Mark O’Rowe and Aidan Kelly know what this is like. They were here before, with ‘Howie the Rookie’, in 2001.

Aidan Kelly recalls arriving for that tour with his co-actor in ‘Howie’, Karl Shiels: “Two very green young fellas turned up at JFK airport in bermudas and t-shirts in minus ten degrees celcius, and proceeded to wow New York.

“We played one night, the reviews came out, and people were being beaten away with sticks. There were no seats to be had. We were getting flown to LA for movie auditions.”

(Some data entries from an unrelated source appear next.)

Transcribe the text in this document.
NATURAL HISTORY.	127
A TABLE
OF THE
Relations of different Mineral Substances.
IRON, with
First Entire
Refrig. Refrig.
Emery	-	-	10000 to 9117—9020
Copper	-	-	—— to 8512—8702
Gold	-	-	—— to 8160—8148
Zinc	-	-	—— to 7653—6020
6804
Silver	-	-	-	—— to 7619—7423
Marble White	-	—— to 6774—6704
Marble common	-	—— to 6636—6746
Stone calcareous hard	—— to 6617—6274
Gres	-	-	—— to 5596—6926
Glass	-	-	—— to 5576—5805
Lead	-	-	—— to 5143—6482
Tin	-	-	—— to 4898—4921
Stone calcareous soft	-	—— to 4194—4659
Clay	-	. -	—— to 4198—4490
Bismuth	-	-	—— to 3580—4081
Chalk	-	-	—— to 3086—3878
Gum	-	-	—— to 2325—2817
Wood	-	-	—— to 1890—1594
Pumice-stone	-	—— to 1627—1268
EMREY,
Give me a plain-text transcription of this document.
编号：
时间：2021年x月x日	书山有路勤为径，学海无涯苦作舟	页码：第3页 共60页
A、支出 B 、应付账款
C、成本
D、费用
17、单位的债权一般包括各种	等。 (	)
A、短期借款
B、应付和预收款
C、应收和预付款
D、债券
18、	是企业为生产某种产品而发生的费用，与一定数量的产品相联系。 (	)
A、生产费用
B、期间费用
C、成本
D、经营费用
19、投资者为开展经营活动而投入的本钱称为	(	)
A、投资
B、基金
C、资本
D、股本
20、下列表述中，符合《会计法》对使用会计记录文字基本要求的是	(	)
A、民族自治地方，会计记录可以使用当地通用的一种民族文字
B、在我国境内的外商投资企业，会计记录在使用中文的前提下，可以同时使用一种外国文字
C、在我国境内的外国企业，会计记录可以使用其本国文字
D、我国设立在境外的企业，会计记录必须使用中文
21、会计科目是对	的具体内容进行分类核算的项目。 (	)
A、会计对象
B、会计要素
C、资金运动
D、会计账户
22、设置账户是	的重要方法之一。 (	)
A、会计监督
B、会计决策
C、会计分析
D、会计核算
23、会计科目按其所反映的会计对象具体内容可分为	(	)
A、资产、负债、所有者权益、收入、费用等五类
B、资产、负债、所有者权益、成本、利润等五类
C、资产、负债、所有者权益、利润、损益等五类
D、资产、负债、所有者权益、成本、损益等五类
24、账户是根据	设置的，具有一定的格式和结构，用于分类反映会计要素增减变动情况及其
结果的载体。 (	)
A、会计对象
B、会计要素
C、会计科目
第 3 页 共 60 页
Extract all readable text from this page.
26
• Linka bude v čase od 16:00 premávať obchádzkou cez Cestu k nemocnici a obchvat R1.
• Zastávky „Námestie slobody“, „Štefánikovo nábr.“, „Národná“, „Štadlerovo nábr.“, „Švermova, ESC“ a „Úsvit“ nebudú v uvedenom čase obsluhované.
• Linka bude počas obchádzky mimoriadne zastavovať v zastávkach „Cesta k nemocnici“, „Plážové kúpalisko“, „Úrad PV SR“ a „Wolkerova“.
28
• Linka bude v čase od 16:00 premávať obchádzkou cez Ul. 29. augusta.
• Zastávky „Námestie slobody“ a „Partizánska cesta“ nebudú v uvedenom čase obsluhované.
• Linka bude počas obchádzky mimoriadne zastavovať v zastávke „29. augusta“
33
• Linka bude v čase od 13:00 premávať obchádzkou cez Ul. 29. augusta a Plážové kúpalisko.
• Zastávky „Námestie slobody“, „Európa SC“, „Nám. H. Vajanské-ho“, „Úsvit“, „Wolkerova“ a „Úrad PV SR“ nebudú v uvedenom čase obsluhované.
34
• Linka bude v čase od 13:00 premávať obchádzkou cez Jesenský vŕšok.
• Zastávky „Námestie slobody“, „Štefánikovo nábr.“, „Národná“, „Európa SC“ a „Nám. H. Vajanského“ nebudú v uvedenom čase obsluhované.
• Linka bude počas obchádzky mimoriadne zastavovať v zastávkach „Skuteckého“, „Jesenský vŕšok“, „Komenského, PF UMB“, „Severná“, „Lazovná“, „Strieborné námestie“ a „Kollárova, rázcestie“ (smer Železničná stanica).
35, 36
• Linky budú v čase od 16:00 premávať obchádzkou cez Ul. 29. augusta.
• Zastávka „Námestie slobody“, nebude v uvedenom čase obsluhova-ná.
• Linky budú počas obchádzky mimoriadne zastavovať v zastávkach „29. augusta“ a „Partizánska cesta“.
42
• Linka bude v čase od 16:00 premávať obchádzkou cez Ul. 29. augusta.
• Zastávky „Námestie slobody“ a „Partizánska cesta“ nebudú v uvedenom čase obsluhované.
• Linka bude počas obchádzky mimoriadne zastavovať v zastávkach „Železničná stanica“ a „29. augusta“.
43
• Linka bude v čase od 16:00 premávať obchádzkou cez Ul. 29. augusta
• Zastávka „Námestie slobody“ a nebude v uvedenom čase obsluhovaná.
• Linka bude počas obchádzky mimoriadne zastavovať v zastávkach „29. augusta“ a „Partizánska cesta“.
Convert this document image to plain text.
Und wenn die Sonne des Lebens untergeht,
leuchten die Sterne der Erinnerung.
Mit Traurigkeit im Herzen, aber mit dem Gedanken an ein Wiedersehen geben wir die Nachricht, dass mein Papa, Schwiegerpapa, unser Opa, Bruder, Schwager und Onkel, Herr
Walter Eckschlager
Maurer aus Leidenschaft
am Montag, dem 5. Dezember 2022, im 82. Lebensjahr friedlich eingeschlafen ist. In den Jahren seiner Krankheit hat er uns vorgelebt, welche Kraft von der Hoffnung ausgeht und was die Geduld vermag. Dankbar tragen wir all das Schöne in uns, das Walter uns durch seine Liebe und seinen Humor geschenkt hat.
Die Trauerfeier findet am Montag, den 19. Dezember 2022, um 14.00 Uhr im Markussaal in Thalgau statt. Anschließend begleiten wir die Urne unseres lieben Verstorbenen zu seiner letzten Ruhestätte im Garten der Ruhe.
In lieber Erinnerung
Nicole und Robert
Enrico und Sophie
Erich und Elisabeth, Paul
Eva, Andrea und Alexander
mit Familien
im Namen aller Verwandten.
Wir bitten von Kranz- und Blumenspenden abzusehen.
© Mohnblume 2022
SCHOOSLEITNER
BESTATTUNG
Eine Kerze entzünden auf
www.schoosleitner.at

Kelly and Shiels had an audition for ‘Black Hawk Down’. They were in the office of the producer, Jerry Bruckheimer. The casting director told them to duck down behind chairs and have a mock gunfight. They went at each other, all guns blazing. Rat-a-tat-tat, went Shiels from behind one chair. Bang bang bang, went Kelly from behind the other. (They may have been even more convincing.) The casting director lobbed a grenade towards Shiels. Kaboom! Shiels threw himself ferociously against the wall, as if his career in Hollywood depended on it. But it wasn’t a wall. It was a thin screen, and Shiels went straight through it, and collapsed into a cabinet holding Bruckheimer’s collection of Oscars. They didn’t get the parts.

‘Howie the Rookie’ was due to return for an extended run in New York. Two weeks before it was due to open, the union, Equity, refused them permission, and the run collapsed. (American Equity is notoriously protective of its own actors’ work space.)

Kelly is philosophical. “We would have opened in Greenwich Village on September 10, 2001, so we were closing the next day anyhow. So fate just said, look, leave it.

“These things come and go. It was lovely to have that froth around us for a while.”

***

The man who was chiefly responsible for the success of ‘Howie the Rookie’ was one Ben Brantley, theatre critic at the ‘New York Times’.

The play was “thrilling” and O’Rowe was “fierce with talent”, he wrote. It was “one of those rare, shiver-making instances in which language seems to become truly physical”, and Brantley felt “that priceless, delirious high that comes from hearing words made flesh”.

Seven years later, Brantley recalls the visceral impact the play had on him.

“I felt ‘up’ in a way that I rarely feel at the theatre in New York. I was totally exhilerated by it. It’s rare that language becomes that supercharged, that dynamic, in New York theatre today.”

So could an O’Rowe play transfer to Broadway? He hesitates.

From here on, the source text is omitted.